O Dr. Lemos levantou-se, indicando que a consulta de meia hora havia terminado.

—A conclusão é que um regime vigoroso de exercício que fortalecesse seu sistema respiratório seria benéfico para Bianca, assim como abundância de sol e ar fresco, e viver aqui no centro de Mudborough certamente deixa muito a desejar em relação a isso.

—Nós estamos planejando nos mudar em breve — disse Carolina, e o médico sorriu.

—É isso aí, Sr. e Sra. Blackwell, — acrescentou ele enquanto apertava a mão de ambos. —Prescrevi um remédio natural e a senhora continue com suas orações!

- 3 -

Naquela noite depois do jantar, ainda sentada à mesa, Morena observou silenciosamente o pai estudando o papel que tinha na mão. Carolina e Bianca haviam pedido licença para lavarem a louça, tendo percebido que Adriano precisava falar com Morena. Ele permaneceu em silêncio, com as sobrancelhas franzidas e depois abanou a cabeça. Finalmente, colocou o documento em cima da mesa. Seus olhos escuros estavam tristes.
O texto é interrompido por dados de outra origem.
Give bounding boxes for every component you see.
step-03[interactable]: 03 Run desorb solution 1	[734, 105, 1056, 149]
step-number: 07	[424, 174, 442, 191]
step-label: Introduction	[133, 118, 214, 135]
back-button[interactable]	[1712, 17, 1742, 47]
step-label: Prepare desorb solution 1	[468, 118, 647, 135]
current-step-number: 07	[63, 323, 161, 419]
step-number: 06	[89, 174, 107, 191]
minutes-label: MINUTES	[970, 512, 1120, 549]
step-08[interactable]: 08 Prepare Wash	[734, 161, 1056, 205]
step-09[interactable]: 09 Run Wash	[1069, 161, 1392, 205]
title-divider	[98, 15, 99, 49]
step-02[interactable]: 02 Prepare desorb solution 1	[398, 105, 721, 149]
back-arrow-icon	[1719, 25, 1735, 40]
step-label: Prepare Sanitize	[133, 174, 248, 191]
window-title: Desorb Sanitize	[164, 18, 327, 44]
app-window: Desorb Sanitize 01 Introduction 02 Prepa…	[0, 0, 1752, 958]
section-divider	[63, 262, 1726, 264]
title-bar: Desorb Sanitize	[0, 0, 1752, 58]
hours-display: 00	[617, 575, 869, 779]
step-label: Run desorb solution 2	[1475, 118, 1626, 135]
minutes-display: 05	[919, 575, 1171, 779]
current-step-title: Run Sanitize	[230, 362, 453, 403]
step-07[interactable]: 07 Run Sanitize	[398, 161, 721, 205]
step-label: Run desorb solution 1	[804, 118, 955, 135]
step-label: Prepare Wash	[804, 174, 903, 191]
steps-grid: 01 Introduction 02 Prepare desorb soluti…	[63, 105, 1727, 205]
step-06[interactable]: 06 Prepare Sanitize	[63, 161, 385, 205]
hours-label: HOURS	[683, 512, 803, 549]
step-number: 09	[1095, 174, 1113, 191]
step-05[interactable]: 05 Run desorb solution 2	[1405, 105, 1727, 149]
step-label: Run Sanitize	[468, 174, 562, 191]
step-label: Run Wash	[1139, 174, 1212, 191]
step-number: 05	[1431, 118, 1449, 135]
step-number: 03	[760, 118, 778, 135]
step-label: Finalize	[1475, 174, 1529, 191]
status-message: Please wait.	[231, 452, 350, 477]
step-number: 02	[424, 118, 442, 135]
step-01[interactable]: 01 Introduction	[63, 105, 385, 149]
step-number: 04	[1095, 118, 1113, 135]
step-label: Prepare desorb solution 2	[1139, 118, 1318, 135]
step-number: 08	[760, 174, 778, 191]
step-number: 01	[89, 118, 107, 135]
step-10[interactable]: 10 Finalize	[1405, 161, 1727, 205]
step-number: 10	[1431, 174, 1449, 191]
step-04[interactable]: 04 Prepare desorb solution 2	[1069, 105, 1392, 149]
—Você sabe que não gosto de repreendê-la, mas os resultados dessas provas...

Morena começou a chorar.

—Preciso dizer algo mais?

Morena fez que não com a cabeça.

—O que podemos fazer a respeito?

Morena encolheu os ombros.

—Olha, querida, estou preocupado com o seu desempenho — continuou Adriano. —Já tentei sugerir, encorajar e até empurrar e pegar no pé. O que você quer que eu faça? Martelar com os livros na sua cabeça? — disse sorrindo.

Morena deu um sorrisinho por entre as lágrimas e abanou a cabeça.

—Quer dizer, considerando as notas dos outros alunos da sua turma...

—Se está se referindo à Bianca, eu nunca serei um crânio como ela. Além disso, a única coisa que ela faz é ficar sentada estudando. Tenho certeza que isso não está certo.

—Sim, Morena, mas a vida também não é só festa, esportes e amigos. Acredite se quiser, mas eu também estou tendo problemas com ter moderação.

—É mesmo?

—Sim, senhorita. Como estou tão ocupado, acho que devo dividir as tarefas da faculdade que tenho que fazer depois do meu horário de trabalho, para você e eu fazermos mais coisas juntos.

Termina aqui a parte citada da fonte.